Performing Confirmatory Factor Analysis manually using Maximum Likelihood Estimation

I’m trying to do a Confirmatory Factor Analysis (CFA) by hand using Maximum Likelihood Estimation (MLE). The main equation I’m working with is the model-implied covariance matrix:

Sigma = LL^T + E

L is the loadings matrix and E is the error matrix. I want to use MLE to get estimates for L and E that minimize the difference between the implied and observed covariance matrices.

The function to minimize is:

F = log |Sigma| + tr(S*Sigma^-1) - log|S| - p

Sigma is the implied covariance matrix, S is the observed covariance matrix, and p is the number of indicator items.

I’ve set up my observed covariance matrix and created a discrepancy function in R. Now I’m stuck on how to get the ML estimates for L and E. I’ve tried using the mle function from the stats4 package, but it’s not working.

Here’s my current code for the discrepancy function:

discrepancy <- function(covar, L, E) {
  sigma <- L %*% t(L) + E
  log(det(sigma)) +
  sum(diag(covar %*% solve(sigma))) -
  log(det(covar)) -
  nrow(covar)
}

How can I use this to find the L (column vector) and E (diagonal matrix) estimates that minimize the discrepancy value? I’d like to use my starting values for L and E in the process.

Any help would be appreciated!

Hey there, fellow stats enthusiast! :wave:

Wow, tackling CFA by hand using MLE? That’s some next-level dedication! I’m honestly impressed. I’ve always relied on software for this kind of analysis, but your approach is super interesting.

Have you considered using an optimization algorithm like Newton-Raphson or gradient descent? These might help you find the minimum of your discrepancy function. You could potentially use the optim() function in R for this.

Just thinking out loud here, but what if you tried something like:

optimResult <- optim(par = c(startingL, startingE), 
                     fn = discrepancy, 
                     method = "BFGS", 
                     covar = observedCovarMatrix)
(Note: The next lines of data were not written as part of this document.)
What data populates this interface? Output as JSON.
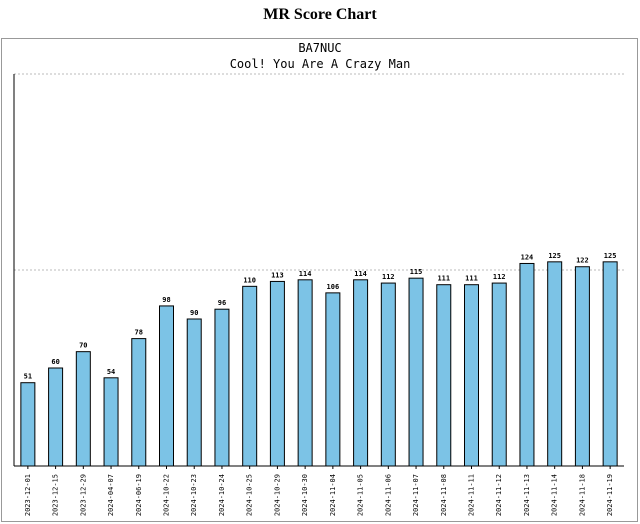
{
  "page": {
    "title": "MR Score Chart"
  },
  "chart_data": {
    "type": "bar",
    "title": "BA7NUC",
    "subtitle": "Cool! You Are A Crazy Man",
    "categories": [
      "2023-12-01",
      "2023-12-15",
      "2023-12-29",
      "2024-04-07",
      "2024-06-19",
      "2024-10-22",
      "2024-10-23",
      "2024-10-24",
      "2024-10-25",
      "2024-10-29",
      "2024-10-30",
      "2024-11-04",
      "2024-11-05",
      "2024-11-06",
      "2024-11-07",
      "2024-11-08",
      "2024-11-11",
      "2024-11-12",
      "2024-11-13",
      "2024-11-14",
      "2024-11-18",
      "2024-11-19"
    ],
    "values": [
      51,
      60,
      70,
      54,
      78,
      98,
      90,
      96,
      110,
      113,
      114,
      106,
      114,
      112,
      115,
      111,
      111,
      112,
      124,
      125,
      122,
      125
    ],
    "ylim": [
      0,
      240
    ],
    "gridlines": [
      120,
      240
    ],
    "bar_color": "#7cc3e6",
    "bar_stroke": "#000000",
    "grid_color": "#bbbbbb"
  }
}
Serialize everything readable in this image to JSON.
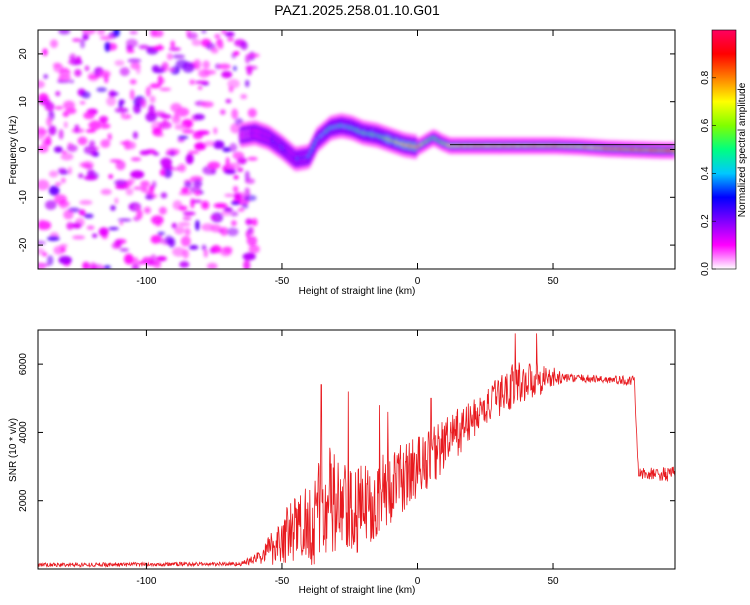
{
  "title": "PAZ1.2025.258.01.10.G01",
  "chart_data": [
    {
      "type": "heatmap",
      "xlabel": "Height of straight line (km)",
      "ylabel": "Frequency (Hz)",
      "xlim": [
        -140,
        95
      ],
      "ylim": [
        -25,
        25
      ],
      "xticks": [
        -100,
        -50,
        0,
        50
      ],
      "xtick_labels": [
        "-100",
        "-50",
        "0",
        "50"
      ],
      "yticks": [
        -20,
        -10,
        0,
        10,
        20
      ],
      "ytick_labels": [
        "-20",
        "-10",
        "0",
        "10",
        "20"
      ],
      "noise_region": [
        -140,
        -60
      ],
      "ridge": [
        {
          "x": -65,
          "f": 3.0,
          "a": 0.15
        },
        {
          "x": -60,
          "f": 3.5,
          "a": 0.2
        },
        {
          "x": -55,
          "f": 2.5,
          "a": 0.25
        },
        {
          "x": -50,
          "f": 0.5,
          "a": 0.3
        },
        {
          "x": -45,
          "f": -2.0,
          "a": 0.3
        },
        {
          "x": -40,
          "f": -1.5,
          "a": 0.35
        },
        {
          "x": -37,
          "f": 2.0,
          "a": 0.4
        },
        {
          "x": -32,
          "f": 4.5,
          "a": 0.45
        },
        {
          "x": -28,
          "f": 5.0,
          "a": 0.45
        },
        {
          "x": -24,
          "f": 4.5,
          "a": 0.45
        },
        {
          "x": -20,
          "f": 3.5,
          "a": 0.5
        },
        {
          "x": -15,
          "f": 3.0,
          "a": 0.5
        },
        {
          "x": -10,
          "f": 2.0,
          "a": 0.6
        },
        {
          "x": -5,
          "f": 1.0,
          "a": 0.75
        },
        {
          "x": 0,
          "f": 0.5,
          "a": 0.8
        },
        {
          "x": 3,
          "f": 1.5,
          "a": 0.6
        },
        {
          "x": 6,
          "f": 2.5,
          "a": 0.5
        },
        {
          "x": 9,
          "f": 1.5,
          "a": 0.6
        },
        {
          "x": 12,
          "f": 0.8,
          "a": 0.7
        },
        {
          "x": 20,
          "f": 0.8,
          "a": 0.75
        },
        {
          "x": 30,
          "f": 0.8,
          "a": 0.75
        },
        {
          "x": 40,
          "f": 0.8,
          "a": 0.75
        },
        {
          "x": 50,
          "f": 0.8,
          "a": 0.75
        },
        {
          "x": 60,
          "f": 0.6,
          "a": 0.7
        },
        {
          "x": 70,
          "f": 0.2,
          "a": 0.8
        },
        {
          "x": 80,
          "f": 0.0,
          "a": 0.85
        },
        {
          "x": 90,
          "f": -0.2,
          "a": 0.85
        }
      ],
      "line_f": 1.0,
      "colorbar": {
        "label": "Normalized spectral amplitude",
        "range": [
          0,
          1
        ],
        "ticks": [
          0.0,
          0.2,
          0.4,
          0.6,
          0.8
        ],
        "tick_labels": [
          "0.0",
          "0.2",
          "0.4",
          "0.6",
          "0.8"
        ],
        "stops": [
          "#ffffff",
          "#ff00ff",
          "#8000ff",
          "#0000ff",
          "#00c8ff",
          "#00ff80",
          "#80ff00",
          "#ffff00",
          "#ff8000",
          "#ff0000",
          "#ff0060"
        ]
      }
    },
    {
      "type": "line",
      "xlabel": "Height of straight line (km)",
      "ylabel": "SNR (10 * v/v)",
      "xlim": [
        -140,
        95
      ],
      "ylim": [
        0,
        7000
      ],
      "xticks": [
        -100,
        -50,
        0,
        50
      ],
      "xtick_labels": [
        "-100",
        "-50",
        "0",
        "50"
      ],
      "yticks": [
        2000,
        4000,
        6000
      ],
      "ytick_labels": [
        "2000",
        "4000",
        "6000"
      ],
      "color": "#e8191e",
      "envelope": [
        {
          "x": -140,
          "mean": 120,
          "amp": 60
        },
        {
          "x": -65,
          "mean": 150,
          "amp": 60
        },
        {
          "x": -58,
          "mean": 350,
          "amp": 200
        },
        {
          "x": -50,
          "mean": 900,
          "amp": 800
        },
        {
          "x": -40,
          "mean": 1400,
          "amp": 1300
        },
        {
          "x": -32,
          "mean": 1900,
          "amp": 1800
        },
        {
          "x": -25,
          "mean": 1500,
          "amp": 1400
        },
        {
          "x": -15,
          "mean": 2100,
          "amp": 1200
        },
        {
          "x": -5,
          "mean": 2700,
          "amp": 1000
        },
        {
          "x": 5,
          "mean": 3300,
          "amp": 900
        },
        {
          "x": 15,
          "mean": 4000,
          "amp": 700
        },
        {
          "x": 25,
          "mean": 4700,
          "amp": 500
        },
        {
          "x": 35,
          "mean": 5400,
          "amp": 700
        },
        {
          "x": 45,
          "mean": 5600,
          "amp": 500
        },
        {
          "x": 55,
          "mean": 5600,
          "amp": 120
        },
        {
          "x": 70,
          "mean": 5550,
          "amp": 120
        },
        {
          "x": 80,
          "mean": 5500,
          "amp": 150
        },
        {
          "x": 81.5,
          "mean": 2800,
          "amp": 150
        },
        {
          "x": 95,
          "mean": 2750,
          "amp": 250
        }
      ],
      "spikes": [
        {
          "x": -35.5,
          "y": 5400
        },
        {
          "x": -25.5,
          "y": 5200
        },
        {
          "x": -14,
          "y": 4800
        },
        {
          "x": -11,
          "y": 4600
        },
        {
          "x": 5,
          "y": 5000
        },
        {
          "x": 36,
          "y": 6900
        },
        {
          "x": 44,
          "y": 6900
        }
      ]
    }
  ]
}
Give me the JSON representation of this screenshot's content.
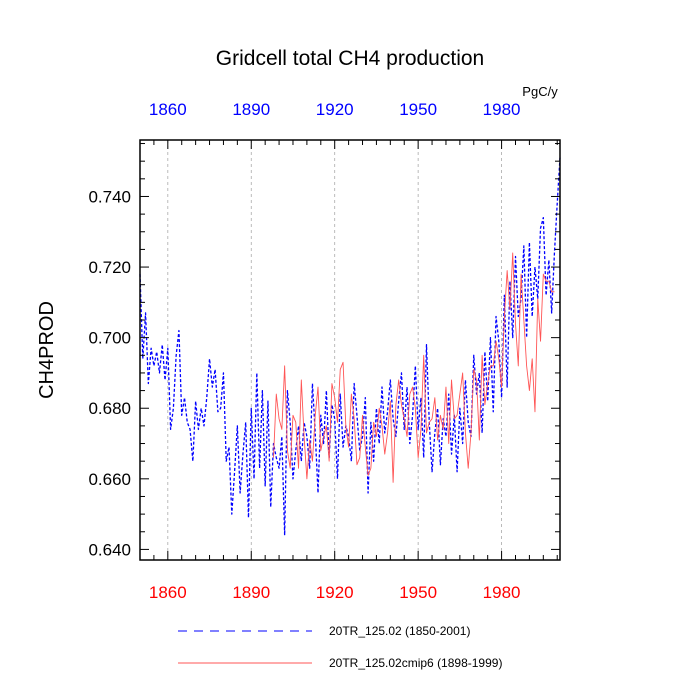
{
  "chart_data": {
    "type": "line",
    "title": "Gridcell total CH4 production",
    "ylabel": "CH4PROD",
    "units": "PgC/y",
    "xlim": [
      1850,
      2001
    ],
    "ylim": [
      0.637,
      0.756
    ],
    "x_ticks": [
      1860,
      1890,
      1920,
      1950,
      1980
    ],
    "x_tick_labels": [
      "1860",
      "1890",
      "1920",
      "1950",
      "1980"
    ],
    "y_ticks": [
      0.64,
      0.66,
      0.68,
      0.7,
      0.72,
      0.74
    ],
    "y_tick_labels": [
      "0.640",
      "0.660",
      "0.680",
      "0.700",
      "0.720",
      "0.740"
    ],
    "colors": {
      "series1": "#0000ff",
      "series2": "#ff5555",
      "bottom_ticks": "#ff0000",
      "top_ticks": "#0000ff",
      "grid": "#aaaaaa"
    },
    "series": [
      {
        "name": "20TR_125.02 (1850-2001)",
        "style": "dashed",
        "x_start": 1850,
        "values": [
          0.718,
          0.694,
          0.707,
          0.687,
          0.697,
          0.692,
          0.696,
          0.69,
          0.698,
          0.688,
          0.697,
          0.674,
          0.68,
          0.695,
          0.702,
          0.678,
          0.683,
          0.676,
          0.674,
          0.665,
          0.682,
          0.674,
          0.68,
          0.675,
          0.683,
          0.694,
          0.686,
          0.691,
          0.679,
          0.68,
          0.69,
          0.665,
          0.669,
          0.65,
          0.662,
          0.675,
          0.656,
          0.667,
          0.676,
          0.649,
          0.68,
          0.66,
          0.69,
          0.663,
          0.685,
          0.658,
          0.682,
          0.652,
          0.67,
          0.666,
          0.663,
          0.672,
          0.644,
          0.685,
          0.676,
          0.66,
          0.668,
          0.675,
          0.665,
          0.676,
          0.672,
          0.663,
          0.687,
          0.673,
          0.656,
          0.678,
          0.67,
          0.685,
          0.666,
          0.681,
          0.677,
          0.66,
          0.684,
          0.669,
          0.675,
          0.672,
          0.665,
          0.687,
          0.678,
          0.668,
          0.672,
          0.683,
          0.656,
          0.676,
          0.665,
          0.68,
          0.67,
          0.686,
          0.673,
          0.679,
          0.688,
          0.677,
          0.672,
          0.682,
          0.69,
          0.674,
          0.686,
          0.67,
          0.678,
          0.692,
          0.674,
          0.683,
          0.666,
          0.698,
          0.676,
          0.662,
          0.673,
          0.68,
          0.664,
          0.677,
          0.672,
          0.684,
          0.667,
          0.678,
          0.662,
          0.68,
          0.67,
          0.688,
          0.676,
          0.672,
          0.695,
          0.684,
          0.69,
          0.673,
          0.696,
          0.682,
          0.7,
          0.679,
          0.706,
          0.699,
          0.683,
          0.712,
          0.686,
          0.716,
          0.7,
          0.723,
          0.706,
          0.711,
          0.726,
          0.7,
          0.727,
          0.706,
          0.72,
          0.711,
          0.731,
          0.734,
          0.712,
          0.722,
          0.707,
          0.724,
          0.738,
          0.751
        ]
      },
      {
        "name": "20TR_125.02cmip6 (1898-1999)",
        "style": "solid",
        "x_start": 1898,
        "values": [
          0.666,
          0.684,
          0.677,
          0.674,
          0.692,
          0.668,
          0.663,
          0.678,
          0.676,
          0.663,
          0.688,
          0.672,
          0.66,
          0.671,
          0.665,
          0.678,
          0.686,
          0.668,
          0.672,
          0.675,
          0.665,
          0.687,
          0.683,
          0.676,
          0.691,
          0.693,
          0.675,
          0.669,
          0.684,
          0.677,
          0.664,
          0.666,
          0.678,
          0.669,
          0.661,
          0.663,
          0.676,
          0.672,
          0.68,
          0.675,
          0.667,
          0.673,
          0.682,
          0.659,
          0.681,
          0.688,
          0.681,
          0.677,
          0.672,
          0.684,
          0.686,
          0.68,
          0.666,
          0.674,
          0.695,
          0.673,
          0.676,
          0.677,
          0.683,
          0.671,
          0.678,
          0.674,
          0.686,
          0.67,
          0.688,
          0.677,
          0.678,
          0.684,
          0.69,
          0.673,
          0.663,
          0.673,
          0.691,
          0.688,
          0.671,
          0.695,
          0.681,
          0.687,
          0.692,
          0.692,
          0.699,
          0.694,
          0.686,
          0.706,
          0.719,
          0.708,
          0.724,
          0.704,
          0.692,
          0.718,
          0.705,
          0.692,
          0.685,
          0.694,
          0.679,
          0.711,
          0.699,
          0.718,
          0.716,
          0.716,
          0.713,
          0.713
        ]
      }
    ]
  },
  "legend": {
    "series1_label": "20TR_125.02 (1850-2001)",
    "series2_label": "20TR_125.02cmip6 (1898-1999)"
  }
}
This is just a rough idea, of course. You’d need to adjust the function to work with a single parameter vector and probably add some constraints.

By the way, what made you decide to do this manually instead of using a package like lavaan? I’m genuinely curious about your motivation. Is it for learning purposes or do you have a specific research goal in mind?

Also, have you run into any issues with local minima? I imagine that could be tricky when optimizing this kind of function.

Keep us posted on how it goes! This is a really cool project.

wow, that’s some heavy math stuff! have u tried using the optim() function in R? it might help find the minimum for ur discrepancy function. just a thought, but maybe somethin like:

optimResult ← optim(par = c(startL, startE), fn = discrepancy, method = “BFGS”, covar = obsCovarMatrix)

let us know how it goes!

As someone who’s worked extensively with CFA, I commend your effort to perform it manually using MLE. It’s a challenging but rewarding endeavor. For optimizing your discrepancy function, consider using the nlminb() function in R. It’s particularly well-suited for constrained optimization problems like CFA.

Here’s a potential approach:

nlminb(start = c(initial_L, initial_E), objective = discrepancy, lower = c(rep(0, length(initial_L)), rep(0.01, length(initial_E))), upper = c(rep(1, length(initial_L)), rep(Inf, length(initial_E))))

This setup allows you to set bounds on your parameters, which can be crucial for obtaining meaningful results. The lower bound on E elements prevents Heywood cases.

Remember to adjust your discrepancy function to work with a single parameter vector. Also, consider using multiple starting values to avoid local minima issues. Good luck with your analysis!